Внизу его встретил, тоже бледный, стремянный. Все же не ускакал, держал обоих коней. Косса сунул ему кошель с дукатами:

— Скачи! Разыщи госпожу Иму! Разыщи Козимо Медичи! Спеши! Возьми обоих коней, мне уже не спастись! — и махнул рукой.

Стремянный, отчаянно оглянув — из-за ратуши уже бежали, уставя копья, — взлетел в седло, едва не потеряв стремя, и ринул в отчаянный скок.

«Прорвется, нет?» — гадал Бальтазар, пока к нему подбегали. Он стоял, скрестивши руки, и усталому офицеру, что первым подбежал к нему, жарко дыша и протягивая руки, вымолвил по латыни:

— Я папа римский, наместник Святого Петра, Иоанн XXIII! — И замер. Кругом теснились, не решаясь притронуться к нему. Сквозь толпу ратников пробирался кто-то в писаном золотом шлеме, на высоком коне. Подъехал, спешился и, строго глядя ему в лицо, произнес на скверной латыни:

— Ваше святейшество! По решению собора и императора Сигизмунда вы арестованы!

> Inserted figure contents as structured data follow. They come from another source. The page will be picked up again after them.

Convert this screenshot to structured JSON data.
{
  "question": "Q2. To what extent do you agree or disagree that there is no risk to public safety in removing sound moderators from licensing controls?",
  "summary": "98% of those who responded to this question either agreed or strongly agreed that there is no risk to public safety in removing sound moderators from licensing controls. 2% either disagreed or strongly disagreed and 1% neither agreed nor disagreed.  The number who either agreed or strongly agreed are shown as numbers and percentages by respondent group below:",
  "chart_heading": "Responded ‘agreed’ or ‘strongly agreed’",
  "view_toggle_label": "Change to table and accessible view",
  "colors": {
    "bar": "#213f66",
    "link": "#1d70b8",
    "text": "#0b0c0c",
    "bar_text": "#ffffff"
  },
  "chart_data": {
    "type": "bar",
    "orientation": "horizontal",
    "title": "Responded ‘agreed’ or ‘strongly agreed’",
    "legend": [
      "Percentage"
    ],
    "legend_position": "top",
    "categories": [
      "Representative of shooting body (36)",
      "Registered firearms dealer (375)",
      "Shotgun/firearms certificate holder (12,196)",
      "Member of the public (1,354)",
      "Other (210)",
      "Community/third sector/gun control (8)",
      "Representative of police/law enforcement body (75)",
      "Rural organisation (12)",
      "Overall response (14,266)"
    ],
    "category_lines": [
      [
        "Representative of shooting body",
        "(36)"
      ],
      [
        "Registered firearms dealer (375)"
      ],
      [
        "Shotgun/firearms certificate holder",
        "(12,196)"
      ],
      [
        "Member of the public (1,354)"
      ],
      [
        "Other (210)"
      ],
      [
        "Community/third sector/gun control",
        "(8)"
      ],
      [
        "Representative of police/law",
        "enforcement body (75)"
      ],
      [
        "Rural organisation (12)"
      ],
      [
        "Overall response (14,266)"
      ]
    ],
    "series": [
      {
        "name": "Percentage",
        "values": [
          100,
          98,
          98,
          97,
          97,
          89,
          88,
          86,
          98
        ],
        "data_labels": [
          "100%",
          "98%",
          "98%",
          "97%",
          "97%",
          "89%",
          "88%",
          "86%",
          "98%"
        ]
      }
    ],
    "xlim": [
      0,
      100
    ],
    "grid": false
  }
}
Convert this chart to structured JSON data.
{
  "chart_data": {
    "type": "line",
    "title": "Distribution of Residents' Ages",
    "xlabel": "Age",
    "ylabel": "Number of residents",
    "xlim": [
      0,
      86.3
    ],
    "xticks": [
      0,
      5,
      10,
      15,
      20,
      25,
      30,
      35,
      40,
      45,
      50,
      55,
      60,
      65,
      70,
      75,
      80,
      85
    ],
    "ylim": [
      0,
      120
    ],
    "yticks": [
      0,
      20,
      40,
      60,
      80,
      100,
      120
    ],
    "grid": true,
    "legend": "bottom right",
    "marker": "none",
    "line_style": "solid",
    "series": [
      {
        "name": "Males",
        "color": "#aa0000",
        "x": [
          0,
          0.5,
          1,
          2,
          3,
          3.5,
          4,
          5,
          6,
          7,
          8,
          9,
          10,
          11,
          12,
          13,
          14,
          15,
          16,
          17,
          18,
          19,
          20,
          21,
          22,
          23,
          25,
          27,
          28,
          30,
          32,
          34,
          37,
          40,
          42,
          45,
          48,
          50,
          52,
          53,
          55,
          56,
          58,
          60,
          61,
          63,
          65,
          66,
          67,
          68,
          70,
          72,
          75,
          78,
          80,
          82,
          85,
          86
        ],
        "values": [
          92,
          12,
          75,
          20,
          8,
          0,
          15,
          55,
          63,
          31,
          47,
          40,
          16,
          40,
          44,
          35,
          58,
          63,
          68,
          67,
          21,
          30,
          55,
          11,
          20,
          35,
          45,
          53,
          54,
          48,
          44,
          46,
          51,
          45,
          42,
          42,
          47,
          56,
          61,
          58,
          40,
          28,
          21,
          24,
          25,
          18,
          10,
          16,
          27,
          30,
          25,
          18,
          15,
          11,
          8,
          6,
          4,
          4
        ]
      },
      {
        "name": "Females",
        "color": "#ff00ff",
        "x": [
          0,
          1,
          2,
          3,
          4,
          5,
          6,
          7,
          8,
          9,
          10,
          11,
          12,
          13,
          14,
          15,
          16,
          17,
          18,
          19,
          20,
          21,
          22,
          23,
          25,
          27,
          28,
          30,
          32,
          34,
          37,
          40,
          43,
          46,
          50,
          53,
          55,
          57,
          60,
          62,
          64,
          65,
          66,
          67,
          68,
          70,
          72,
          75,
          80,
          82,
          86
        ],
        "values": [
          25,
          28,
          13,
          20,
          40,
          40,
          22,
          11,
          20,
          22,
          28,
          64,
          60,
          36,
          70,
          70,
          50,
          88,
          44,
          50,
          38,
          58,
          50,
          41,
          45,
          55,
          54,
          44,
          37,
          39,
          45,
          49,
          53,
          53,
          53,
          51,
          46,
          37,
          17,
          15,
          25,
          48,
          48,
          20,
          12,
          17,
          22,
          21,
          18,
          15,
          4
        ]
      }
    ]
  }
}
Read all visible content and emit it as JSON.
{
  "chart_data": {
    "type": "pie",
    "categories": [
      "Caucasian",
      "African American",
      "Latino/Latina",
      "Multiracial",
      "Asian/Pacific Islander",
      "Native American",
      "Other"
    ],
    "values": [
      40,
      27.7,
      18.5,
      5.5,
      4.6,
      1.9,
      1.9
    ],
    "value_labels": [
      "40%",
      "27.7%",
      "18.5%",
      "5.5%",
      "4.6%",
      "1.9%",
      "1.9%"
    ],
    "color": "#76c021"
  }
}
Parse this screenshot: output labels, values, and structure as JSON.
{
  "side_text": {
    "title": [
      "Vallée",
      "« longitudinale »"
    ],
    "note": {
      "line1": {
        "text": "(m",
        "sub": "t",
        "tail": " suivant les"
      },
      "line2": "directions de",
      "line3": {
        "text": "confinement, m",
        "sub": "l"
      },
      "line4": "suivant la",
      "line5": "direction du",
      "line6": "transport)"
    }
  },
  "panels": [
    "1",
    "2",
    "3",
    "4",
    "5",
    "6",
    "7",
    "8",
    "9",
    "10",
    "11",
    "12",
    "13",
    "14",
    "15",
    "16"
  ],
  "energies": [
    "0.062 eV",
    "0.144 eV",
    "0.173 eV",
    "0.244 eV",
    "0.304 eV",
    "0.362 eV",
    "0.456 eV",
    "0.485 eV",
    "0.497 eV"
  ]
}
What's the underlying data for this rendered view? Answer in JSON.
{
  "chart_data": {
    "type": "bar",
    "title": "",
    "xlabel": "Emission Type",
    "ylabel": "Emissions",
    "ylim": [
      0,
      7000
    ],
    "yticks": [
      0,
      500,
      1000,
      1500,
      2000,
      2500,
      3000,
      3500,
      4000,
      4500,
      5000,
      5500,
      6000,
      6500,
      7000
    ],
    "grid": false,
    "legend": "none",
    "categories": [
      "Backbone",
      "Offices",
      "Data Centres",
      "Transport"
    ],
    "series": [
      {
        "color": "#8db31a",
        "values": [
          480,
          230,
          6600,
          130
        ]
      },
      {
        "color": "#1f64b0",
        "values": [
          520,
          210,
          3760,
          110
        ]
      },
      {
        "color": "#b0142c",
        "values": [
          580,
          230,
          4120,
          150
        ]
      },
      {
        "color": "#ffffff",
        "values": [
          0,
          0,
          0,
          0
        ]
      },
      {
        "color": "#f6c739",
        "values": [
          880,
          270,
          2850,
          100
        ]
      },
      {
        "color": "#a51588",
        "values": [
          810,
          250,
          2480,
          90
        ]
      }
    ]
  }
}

Где-то еще продолжали бить пушки.

14 мая 1415-го года новый марнграф Бранденбурга — Фридрих Нюрнбергский — привез Коссу в Рудольфцельм.

XLVIII

На протяжении всего пути, когда его везли из Фрайбурга в Констанцу, Косса молчал. Он чувствовал, что обрушился мир, силился это понять и не мог. Его сперва посадили в мерзкую каменную дыру с окном, забранным толстой кованой решеткой. Часа через два принесли миску тюремного хлебова из несвежей свинины с бобами, ломоть ржаного хлеба и кувшин с водой. Он съел похлебку, морщась сжевал хлеб и выпил всю воду. Ел и пил он не споря, понимая, что ему понадобятся силы, а если он сейчас не поест, то ослабеет. Спустя время вывели на двор, к вонючему отхожему месту. (Кадь для испражнений, парашу, поставили ему в темницу только к концу дня.) Проходя двором, он мельком оглядел высокие стены с четырех сторон, с нависшими галереями из потемнелого, почти черного дуба, видимо, внутренний двор замка. Бежать отсюда было невозможно, да и — куда бежать? Умыться и привести себя в порядок ему дали только через три дня, перед приводом на суд.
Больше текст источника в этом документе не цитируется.